La preoccupazione per il destino dei cattolici in Cina, e il rispetto della loro dignità, sarebbe già motivo più che sufficiente per una richiesta esplicita e decisa da parte dei cardinali. Ma la lettera del cardinale Re introduce un ulteriore punto che riguarda tutta la Chiesa, non solo quella cinese. E i cardinali anzitutto – e poi anche tutti i fedeli – non possono fare finta di nulla: dice Re – riferendosi alla legittimazione delle “Chiese indipendenti” - che siamo davanti a un «cambiamento epocale» che ha conseguenze dottrinali e pratiche, non solo per la Cina. In sintesi, l’Accordo con il governo cinese comporta cambiamenti dottrinali che riguardano tutta la Chiesa.

E i cardinali dovrebbero tacere? E i vescovi? E tutti i fedeli? Qui si annuncia un cambiamento anche nella concezione della Chiesa e si fa finta di nulla? È evidente che siamo ben oltre una questione personale contro il cardinale Zen: l’eliminazione di Zen dalla scena è funzionale a stravolgimenti dell’intera Chiesa. Non è possibile tacere: è dovere di tutti chiedere a gran voce che il contenuto dell’Accordo con la Cina venga rivelato.

Peraltro quali sarebbero questi cambiamenti dottrinali? Il cardinale Re non lo spiega chiaramente, ma certo riguardano almeno le Chiese nazionali.
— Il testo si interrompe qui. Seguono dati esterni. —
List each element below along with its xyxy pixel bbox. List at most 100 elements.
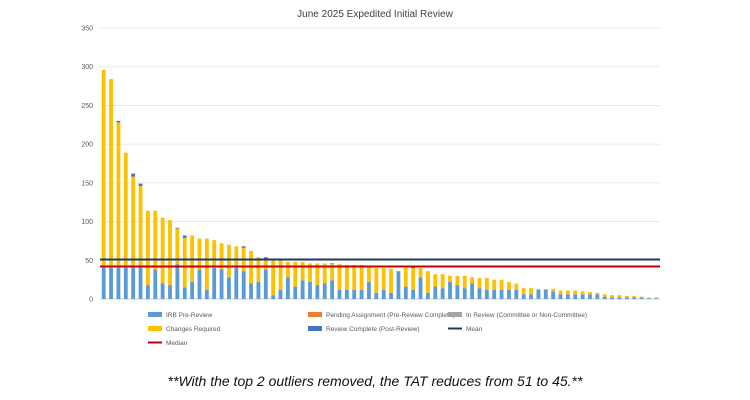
bar-segment <box>153 210 158 270</box>
bar-segment <box>654 297 659 299</box>
bar-segment <box>322 263 327 284</box>
bar-segment <box>352 264 357 290</box>
bar-segment <box>580 291 585 295</box>
bar-segment <box>249 283 253 299</box>
bar-segment <box>367 281 371 299</box>
bar-segment <box>182 287 187 299</box>
bar-segment <box>256 281 261 299</box>
bar-segment <box>455 275 460 286</box>
bar-segment <box>263 257 268 259</box>
bar-segment <box>389 268 393 293</box>
bar-segment <box>308 281 312 299</box>
bar-segment <box>551 291 556 299</box>
bar-segment <box>175 264 180 299</box>
bar-segment <box>396 271 401 299</box>
bar-segment <box>160 217 165 284</box>
bar-segment <box>234 246 239 269</box>
bar-segment <box>285 277 290 299</box>
bar-segment <box>492 279 497 290</box>
bar-segment <box>595 292 600 295</box>
bar-segment <box>227 244 231 278</box>
bar-segment <box>300 261 305 281</box>
bar-segment <box>536 288 541 290</box>
bar-segment <box>462 288 467 299</box>
y-tick-label: 200 <box>81 142 93 149</box>
bar-segment <box>330 280 335 299</box>
bar-segment <box>359 289 364 299</box>
y-tick-label: 250 <box>81 103 93 110</box>
bar-segment <box>558 294 563 299</box>
bar-segment <box>285 261 290 278</box>
bar-segment <box>190 281 195 299</box>
bar-segment <box>425 292 430 299</box>
bar-segment <box>477 278 482 289</box>
bar-segment <box>197 238 202 270</box>
bar-segment <box>138 185 143 269</box>
bar-segment <box>602 296 607 299</box>
bar-segment <box>588 294 592 299</box>
bar-segment <box>462 275 467 289</box>
bar-segment <box>337 289 342 299</box>
bar-segment <box>492 289 497 299</box>
bar-segment <box>131 176 136 269</box>
bar-segment <box>440 274 445 289</box>
bar-segment <box>477 288 482 299</box>
legend: IRB Pre-Review Pending Assignment (Pre-Re… <box>148 312 587 347</box>
bar-segment <box>212 240 217 269</box>
y-tick-label: 300 <box>81 64 93 71</box>
bar-segment <box>484 278 489 290</box>
legend-swatch <box>148 326 162 331</box>
bar-segment <box>403 286 408 299</box>
bar-segment <box>381 268 386 290</box>
y-tick-label: 50 <box>85 258 93 265</box>
bar-segment <box>411 268 416 290</box>
bar-segment <box>308 263 312 282</box>
bar-segment <box>101 69 106 269</box>
bar-segment <box>440 288 445 299</box>
bar-segment <box>182 235 187 238</box>
bar-segment <box>219 243 224 270</box>
bar-segment <box>116 268 121 299</box>
bar-segment <box>315 263 320 286</box>
bar-segment <box>241 246 246 248</box>
bar-segment <box>197 269 202 299</box>
bar-segment <box>322 283 327 299</box>
bar-segment <box>647 297 651 299</box>
bar-segment <box>632 295 637 298</box>
bar-segment <box>153 269 158 299</box>
bar-segment <box>639 297 644 299</box>
bar-segment <box>580 294 585 299</box>
bar-segment <box>367 266 371 282</box>
bar-segment <box>168 285 172 299</box>
bar-segment <box>521 294 526 299</box>
reference-lines <box>100 258 660 268</box>
bar-segment <box>204 289 209 299</box>
bar-segment <box>138 268 143 299</box>
bar-segment <box>293 286 298 299</box>
legend-label: Changes Required <box>166 326 221 333</box>
bar-segment <box>256 257 261 282</box>
bar-segment <box>521 288 526 295</box>
bar-segment <box>411 267 416 269</box>
bar-segment <box>536 289 541 299</box>
bar-segment <box>227 277 231 299</box>
bar-segment <box>145 210 150 286</box>
bar-segment <box>470 277 475 284</box>
legend-label: Review Complete (Post-Review) <box>326 326 420 333</box>
bar-segment <box>499 289 504 299</box>
bar-segment <box>632 297 637 299</box>
y-tick-label: 150 <box>81 180 93 187</box>
bar-segment <box>300 280 305 299</box>
bar-segment <box>565 290 570 295</box>
bar-segment <box>514 289 519 299</box>
bar-segment <box>109 79 113 269</box>
bar-segment <box>293 261 298 287</box>
bar-segment <box>344 264 349 290</box>
legend-swatch <box>148 312 162 317</box>
legend-swatch <box>308 326 322 331</box>
legend-swatch <box>448 312 462 317</box>
bar-segment <box>263 269 268 299</box>
bar-segment <box>411 289 416 299</box>
bar-segment <box>403 268 408 287</box>
bar-segment <box>573 294 578 299</box>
E qui emerge ancora più precisa la radicale differenza tra questo pontificato e quello di Benedetto XVI. Si può pensare che la possibile legittimazione delle “Chiese indipendenti” sia una evoluzione nei poteri attribuiti alle Conferenze episcopali nazionali, che papa Francesco vorrebbe incrementare. Lo ha detto esplicitamente nella Evangelii Gaudium (2013) quando auspica «uno statuto delle Conferenze episcopali che le concepisca come soggetti di attribuzione concrete, includendo anche qualche autentica autorità dottrinale» (no. 32).

Si tratta di una concezione opposta a quella di san Giovanni Paolo II e Benedetto XVI. Il primo, nel Motu Proprio Apostolos Suos del 1998 riguardante proprio «la natura teologica e giuridica delle conferenze episcopali», vuole evitare che le conferenze episcopali emettano dichiarazioni dottrinali in contrasto tra loro e con il magistero universale della Chiesa; o che si creino separazioni tra Chiese nazionali e Roma.
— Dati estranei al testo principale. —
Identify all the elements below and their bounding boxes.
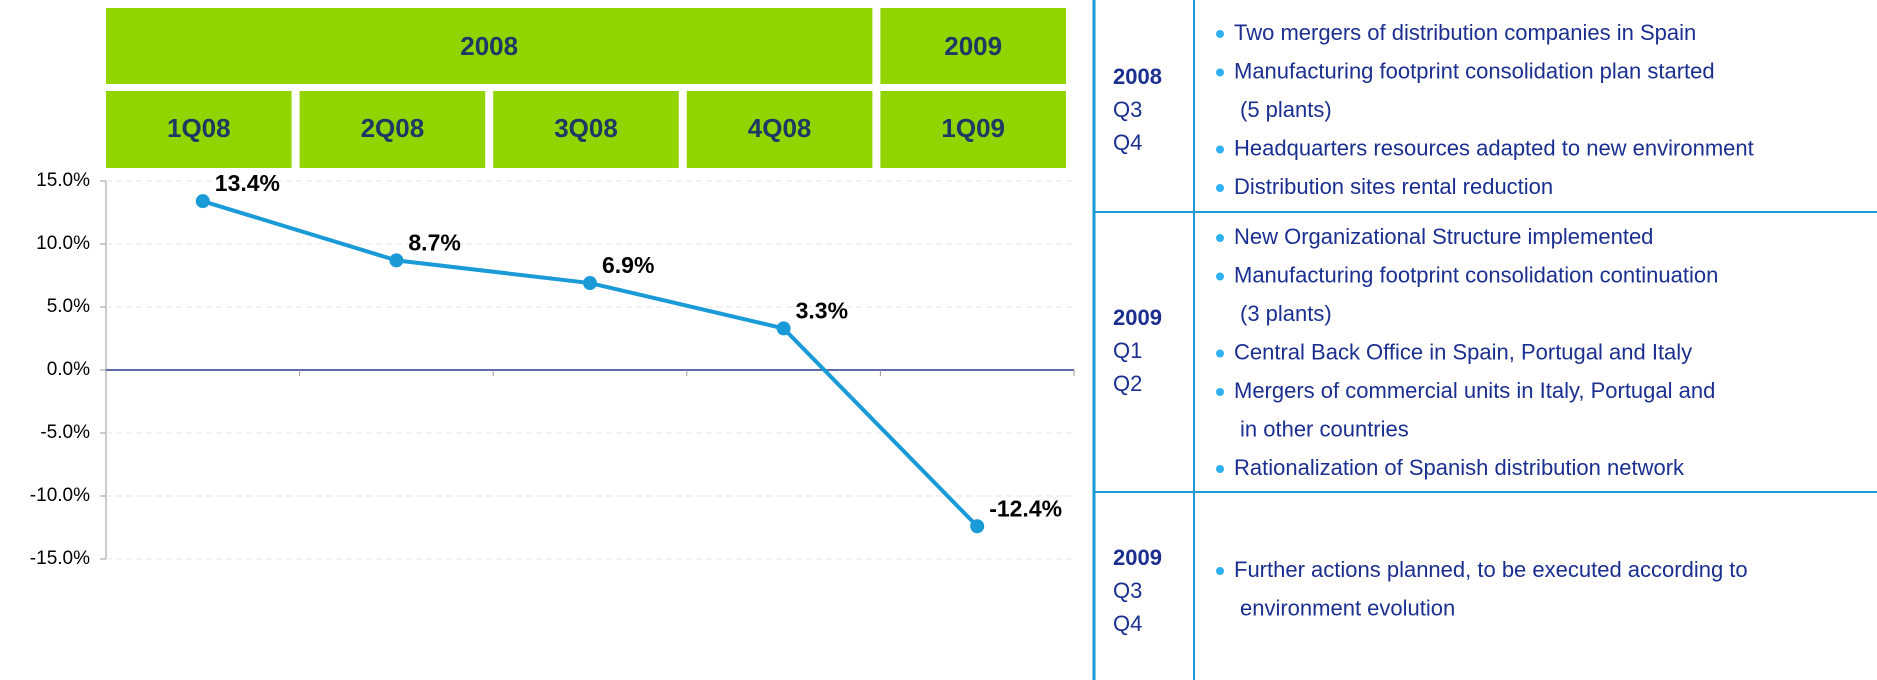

Il secondo, quando era ancora cardinale, ebbe a chiarire nel famoso libro-intervista con Vittorio Messori “Rapporto sulla fede” (1985), che «non dobbiamo dimenticare che le conferenze episcopali non hanno una base teologica, non fanno parte della struttura ineliminabile della Chiesa così come è voluta da Cristo; hanno soltanto una funzione pratica, concreta».

Qualunque sia il significato della legittimazione delle Chiese indipendenti siamo dunque di fronte a concezioni diametralmente opposte, che richiedono un immediato chiarimento. A partire proprio dalla rivelazione del contenuto dell’Accordo.